Este, haciendo honor a su nombre y lejos de arredrarse, replicaba en su idioma a dichas amenazas y así ambos se podían pasar horas enteras. Incluso algunas veces la realidad parecía querer ajustarse a la conversación como cuando en un partido de la selección nacional, un jugador de apellido Coyote fue derribado en el área contraria. El padre intervino inmediatamente:
–Le jalaron la cola al coyote y el árbitro marcó ¡penalti!
Por si fuera poco, la gata siamesa que convivía con la familia desde antes de la llegada de Robespierre, lejos de ponerse envidiosa con la nueva cría, lo adoptó como si se tratase de su cachorro. La principal afición de Robespierre, además de jugar y tumbarse al sol, consistía en saltar de una ventana a otra en una parte de la casa donde ambas ventanas, que pertenecían respectivamente a la cocina y a la zotehuela, formaban un ángulo recto. En aquellos momentos, la gata, más experimentada, se ponía nerviosa y maullaba en un tono de súplica. Parecía querer decirle que abandonase ese juego. El problema consistía en que, entre ventana y ventana había cuatro pisos de caída libre. Sin embargo, sabido es que Ícaro enamorado del sol jamás abandonará su empeño por más advertencias que se le den. Un día saltó y se encontró con que la ventana de la cocina estaba cerrada y tras chocar contra el cristal cayó al vacío para aterrizar en el capó de un coche. Gastó seis de las siete vidas, pero milagrosamente sobrevivió. Pasaron los días y, aunque estaba muy magullado, poco a poco mejoraba entre los cuidados de su madre humana y de su progenitora adoptiva felina que le lamía las heridas. Sin embargo, la convalecencia era lenta y dolorosa. La madre, preocupada por la salud del minino decidió llevarlo al veterinario. Como diría el chapulín colorado, ella no contó con la astucia del facultativo que le recetó a Robespierre un desinflamante sin considerar que pudiera ser alérgico a la medicina. A las dos horas murió.

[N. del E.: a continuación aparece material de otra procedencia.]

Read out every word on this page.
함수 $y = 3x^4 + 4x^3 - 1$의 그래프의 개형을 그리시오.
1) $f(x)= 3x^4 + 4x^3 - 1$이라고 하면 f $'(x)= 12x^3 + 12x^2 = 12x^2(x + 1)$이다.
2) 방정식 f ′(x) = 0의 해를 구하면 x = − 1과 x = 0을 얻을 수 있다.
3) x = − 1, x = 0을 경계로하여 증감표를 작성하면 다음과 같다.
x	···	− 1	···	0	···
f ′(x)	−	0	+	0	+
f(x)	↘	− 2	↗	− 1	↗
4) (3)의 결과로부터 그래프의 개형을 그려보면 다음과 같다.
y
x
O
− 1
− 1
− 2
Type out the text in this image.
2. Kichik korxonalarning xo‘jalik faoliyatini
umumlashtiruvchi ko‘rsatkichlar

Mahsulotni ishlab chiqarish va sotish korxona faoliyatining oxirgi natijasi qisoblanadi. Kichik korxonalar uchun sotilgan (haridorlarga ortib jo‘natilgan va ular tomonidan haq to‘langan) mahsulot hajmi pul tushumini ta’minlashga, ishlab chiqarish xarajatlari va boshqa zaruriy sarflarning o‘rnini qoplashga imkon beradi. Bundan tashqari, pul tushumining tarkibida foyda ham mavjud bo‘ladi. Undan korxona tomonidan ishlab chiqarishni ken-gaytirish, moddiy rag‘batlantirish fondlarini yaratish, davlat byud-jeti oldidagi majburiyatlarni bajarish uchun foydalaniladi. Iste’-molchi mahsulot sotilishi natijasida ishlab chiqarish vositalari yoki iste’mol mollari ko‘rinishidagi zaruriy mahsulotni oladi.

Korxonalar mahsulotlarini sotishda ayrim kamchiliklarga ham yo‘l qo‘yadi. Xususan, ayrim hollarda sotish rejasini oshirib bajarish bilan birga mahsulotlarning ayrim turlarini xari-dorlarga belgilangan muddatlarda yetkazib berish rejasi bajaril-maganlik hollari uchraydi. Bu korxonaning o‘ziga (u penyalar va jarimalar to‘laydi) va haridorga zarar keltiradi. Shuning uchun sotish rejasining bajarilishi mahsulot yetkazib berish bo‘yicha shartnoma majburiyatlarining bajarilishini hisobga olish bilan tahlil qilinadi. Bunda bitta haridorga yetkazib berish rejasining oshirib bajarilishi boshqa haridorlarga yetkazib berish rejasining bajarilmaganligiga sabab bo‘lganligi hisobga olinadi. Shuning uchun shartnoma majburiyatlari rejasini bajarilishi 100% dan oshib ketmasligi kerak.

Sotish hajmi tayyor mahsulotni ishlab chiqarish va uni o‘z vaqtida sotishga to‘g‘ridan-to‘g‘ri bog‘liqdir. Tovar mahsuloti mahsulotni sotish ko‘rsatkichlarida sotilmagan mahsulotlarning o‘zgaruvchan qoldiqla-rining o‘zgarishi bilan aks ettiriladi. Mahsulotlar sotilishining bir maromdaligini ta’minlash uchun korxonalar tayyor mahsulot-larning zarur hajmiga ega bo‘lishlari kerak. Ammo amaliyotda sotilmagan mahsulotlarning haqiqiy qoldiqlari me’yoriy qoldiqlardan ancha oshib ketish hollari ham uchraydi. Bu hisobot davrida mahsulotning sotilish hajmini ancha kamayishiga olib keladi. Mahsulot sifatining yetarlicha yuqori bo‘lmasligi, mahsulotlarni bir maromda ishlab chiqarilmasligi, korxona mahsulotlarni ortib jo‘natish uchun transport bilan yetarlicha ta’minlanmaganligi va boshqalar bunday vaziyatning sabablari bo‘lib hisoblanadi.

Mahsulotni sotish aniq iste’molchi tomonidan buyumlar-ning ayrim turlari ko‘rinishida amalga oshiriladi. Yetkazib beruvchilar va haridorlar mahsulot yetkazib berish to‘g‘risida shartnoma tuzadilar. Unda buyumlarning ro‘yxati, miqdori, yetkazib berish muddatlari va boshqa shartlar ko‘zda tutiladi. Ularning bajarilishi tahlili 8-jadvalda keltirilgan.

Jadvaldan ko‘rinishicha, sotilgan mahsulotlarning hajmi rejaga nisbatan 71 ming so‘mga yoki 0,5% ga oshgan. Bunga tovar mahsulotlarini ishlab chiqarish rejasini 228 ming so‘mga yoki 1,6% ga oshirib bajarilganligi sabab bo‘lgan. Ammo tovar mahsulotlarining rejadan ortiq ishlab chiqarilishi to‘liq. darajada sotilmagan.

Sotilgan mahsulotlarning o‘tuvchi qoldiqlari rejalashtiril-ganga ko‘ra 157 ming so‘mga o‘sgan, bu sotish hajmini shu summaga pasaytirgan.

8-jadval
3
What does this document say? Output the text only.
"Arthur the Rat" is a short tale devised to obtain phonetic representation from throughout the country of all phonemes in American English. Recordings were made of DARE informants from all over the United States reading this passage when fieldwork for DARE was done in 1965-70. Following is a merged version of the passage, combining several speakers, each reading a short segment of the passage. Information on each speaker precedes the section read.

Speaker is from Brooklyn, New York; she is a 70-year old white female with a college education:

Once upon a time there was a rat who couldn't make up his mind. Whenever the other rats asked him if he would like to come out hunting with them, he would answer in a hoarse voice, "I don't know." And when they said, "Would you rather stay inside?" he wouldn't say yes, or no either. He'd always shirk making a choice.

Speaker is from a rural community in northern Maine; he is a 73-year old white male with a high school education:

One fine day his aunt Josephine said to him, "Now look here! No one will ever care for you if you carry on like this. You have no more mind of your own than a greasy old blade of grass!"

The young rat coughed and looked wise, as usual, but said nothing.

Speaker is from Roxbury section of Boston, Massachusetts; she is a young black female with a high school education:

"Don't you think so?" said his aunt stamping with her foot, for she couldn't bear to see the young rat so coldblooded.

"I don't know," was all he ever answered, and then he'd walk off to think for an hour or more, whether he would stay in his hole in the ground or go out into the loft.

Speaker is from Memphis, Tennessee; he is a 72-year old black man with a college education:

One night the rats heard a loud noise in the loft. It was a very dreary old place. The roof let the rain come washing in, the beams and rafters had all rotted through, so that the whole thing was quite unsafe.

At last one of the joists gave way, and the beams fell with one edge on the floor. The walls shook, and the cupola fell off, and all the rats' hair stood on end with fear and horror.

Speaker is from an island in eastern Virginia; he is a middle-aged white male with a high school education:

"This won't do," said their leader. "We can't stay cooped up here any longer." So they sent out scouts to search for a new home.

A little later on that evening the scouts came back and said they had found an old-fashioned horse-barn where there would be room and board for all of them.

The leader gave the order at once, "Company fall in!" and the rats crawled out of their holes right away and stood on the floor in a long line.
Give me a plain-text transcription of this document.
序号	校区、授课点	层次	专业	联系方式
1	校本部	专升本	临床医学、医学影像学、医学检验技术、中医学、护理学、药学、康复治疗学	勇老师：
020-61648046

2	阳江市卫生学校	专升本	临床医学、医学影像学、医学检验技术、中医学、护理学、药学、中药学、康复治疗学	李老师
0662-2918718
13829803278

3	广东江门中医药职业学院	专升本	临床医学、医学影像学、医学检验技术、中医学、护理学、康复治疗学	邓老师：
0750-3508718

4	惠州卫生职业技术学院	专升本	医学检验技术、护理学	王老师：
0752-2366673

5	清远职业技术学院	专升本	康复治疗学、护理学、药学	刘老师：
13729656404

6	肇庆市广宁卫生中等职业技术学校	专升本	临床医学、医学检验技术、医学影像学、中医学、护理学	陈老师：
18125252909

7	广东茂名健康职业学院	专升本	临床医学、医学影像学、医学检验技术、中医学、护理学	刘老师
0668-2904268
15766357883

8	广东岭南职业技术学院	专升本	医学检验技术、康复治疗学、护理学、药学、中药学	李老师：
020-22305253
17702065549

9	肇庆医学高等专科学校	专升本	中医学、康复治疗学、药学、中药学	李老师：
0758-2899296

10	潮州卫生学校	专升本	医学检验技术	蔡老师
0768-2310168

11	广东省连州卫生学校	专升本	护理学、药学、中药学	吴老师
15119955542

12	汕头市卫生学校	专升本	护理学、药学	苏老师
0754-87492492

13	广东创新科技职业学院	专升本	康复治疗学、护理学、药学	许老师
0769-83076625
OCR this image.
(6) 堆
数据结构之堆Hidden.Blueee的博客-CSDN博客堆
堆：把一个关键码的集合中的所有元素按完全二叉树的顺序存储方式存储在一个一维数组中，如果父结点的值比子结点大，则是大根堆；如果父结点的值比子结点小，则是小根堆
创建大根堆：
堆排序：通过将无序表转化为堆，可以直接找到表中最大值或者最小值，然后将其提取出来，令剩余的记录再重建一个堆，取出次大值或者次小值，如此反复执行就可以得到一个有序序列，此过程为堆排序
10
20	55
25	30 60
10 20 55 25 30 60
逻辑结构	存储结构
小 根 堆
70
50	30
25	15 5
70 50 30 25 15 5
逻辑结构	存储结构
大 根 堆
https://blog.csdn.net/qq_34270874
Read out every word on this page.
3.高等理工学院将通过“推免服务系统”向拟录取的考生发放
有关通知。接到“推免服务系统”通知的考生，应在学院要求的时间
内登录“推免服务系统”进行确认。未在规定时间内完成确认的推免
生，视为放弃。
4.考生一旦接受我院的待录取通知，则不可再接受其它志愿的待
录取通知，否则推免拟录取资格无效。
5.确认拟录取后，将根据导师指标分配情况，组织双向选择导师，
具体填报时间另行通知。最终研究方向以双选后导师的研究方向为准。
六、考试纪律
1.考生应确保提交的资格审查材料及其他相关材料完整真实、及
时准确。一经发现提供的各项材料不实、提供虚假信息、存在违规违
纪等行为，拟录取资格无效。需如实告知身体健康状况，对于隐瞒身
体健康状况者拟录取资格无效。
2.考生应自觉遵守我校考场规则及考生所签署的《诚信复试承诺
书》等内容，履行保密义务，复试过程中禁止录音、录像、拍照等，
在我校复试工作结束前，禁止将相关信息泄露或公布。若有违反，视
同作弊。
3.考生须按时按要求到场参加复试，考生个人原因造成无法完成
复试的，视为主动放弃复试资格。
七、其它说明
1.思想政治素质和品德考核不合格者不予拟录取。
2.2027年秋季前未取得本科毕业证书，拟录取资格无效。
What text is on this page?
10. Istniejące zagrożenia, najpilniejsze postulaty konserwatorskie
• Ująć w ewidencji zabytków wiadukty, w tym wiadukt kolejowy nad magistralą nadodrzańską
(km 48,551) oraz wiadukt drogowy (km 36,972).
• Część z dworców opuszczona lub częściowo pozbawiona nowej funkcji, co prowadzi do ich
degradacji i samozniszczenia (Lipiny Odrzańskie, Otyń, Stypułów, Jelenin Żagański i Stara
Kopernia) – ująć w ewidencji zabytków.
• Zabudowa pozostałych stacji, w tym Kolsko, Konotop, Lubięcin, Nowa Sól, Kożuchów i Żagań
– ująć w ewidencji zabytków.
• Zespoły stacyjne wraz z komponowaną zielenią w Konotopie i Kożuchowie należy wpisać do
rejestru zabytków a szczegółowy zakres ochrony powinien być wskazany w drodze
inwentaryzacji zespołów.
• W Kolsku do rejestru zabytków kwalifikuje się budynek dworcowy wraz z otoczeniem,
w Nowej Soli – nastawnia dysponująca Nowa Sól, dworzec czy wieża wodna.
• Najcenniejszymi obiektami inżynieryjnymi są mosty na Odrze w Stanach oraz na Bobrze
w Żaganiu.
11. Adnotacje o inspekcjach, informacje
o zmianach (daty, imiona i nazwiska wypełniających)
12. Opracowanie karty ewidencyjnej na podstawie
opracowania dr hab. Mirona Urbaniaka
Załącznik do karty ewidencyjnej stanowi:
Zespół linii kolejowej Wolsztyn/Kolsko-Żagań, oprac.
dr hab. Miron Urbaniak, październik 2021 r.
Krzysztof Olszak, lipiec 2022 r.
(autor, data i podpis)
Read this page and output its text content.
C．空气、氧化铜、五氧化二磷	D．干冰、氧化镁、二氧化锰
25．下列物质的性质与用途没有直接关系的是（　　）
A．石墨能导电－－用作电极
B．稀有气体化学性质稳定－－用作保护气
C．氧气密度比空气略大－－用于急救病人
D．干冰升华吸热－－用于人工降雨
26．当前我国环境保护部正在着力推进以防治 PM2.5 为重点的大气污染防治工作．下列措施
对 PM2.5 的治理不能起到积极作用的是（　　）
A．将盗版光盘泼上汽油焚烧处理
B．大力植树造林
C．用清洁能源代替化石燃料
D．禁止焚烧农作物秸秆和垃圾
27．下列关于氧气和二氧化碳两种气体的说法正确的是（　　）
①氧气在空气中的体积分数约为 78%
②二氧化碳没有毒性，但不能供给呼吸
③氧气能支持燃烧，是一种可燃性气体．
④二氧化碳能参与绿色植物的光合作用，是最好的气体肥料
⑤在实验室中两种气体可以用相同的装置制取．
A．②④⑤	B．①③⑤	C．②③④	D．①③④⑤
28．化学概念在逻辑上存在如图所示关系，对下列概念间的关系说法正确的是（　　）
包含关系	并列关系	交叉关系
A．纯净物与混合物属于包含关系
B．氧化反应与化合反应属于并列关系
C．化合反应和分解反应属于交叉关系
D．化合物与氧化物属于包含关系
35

–Me quedé sin interlocutor –dijo el padre de familia en el entierro.
Nunca habían tenido un gato tan loco y nunca lo olvidarían.
Felicidades, Juanpa. Te comparto este breve texto que le escribí a mi gata. Pudo ser novia del tal Robespierre:
A mi gata, Terry:
Cómo decirte que te quiero, aunque no hables, aunque no entiendas una sola palabra que escribo y que tampoco importan mucho, en verdad; menos a ti, que maúllas a veces, y siempre juegas y comes. No eres un ser humano, yo tampoco sé si lo soy; pero en muchas horas me prestas más atención y me pides menos cosas que mis “pares”, solamente porque te alimento (ojalá fuera por otra cosa). Sin duda, no soy un gato ni te comprendo. Ni tú ni yo sabemos hacer tic tock, ni te importa un demonio el internet. Pero cada vez que me muerdes despacio, como si me quisieras decir algo, pienso que me quieres, como se quiere a algo que no se entiende, pero está, tibiamente, a tu lado.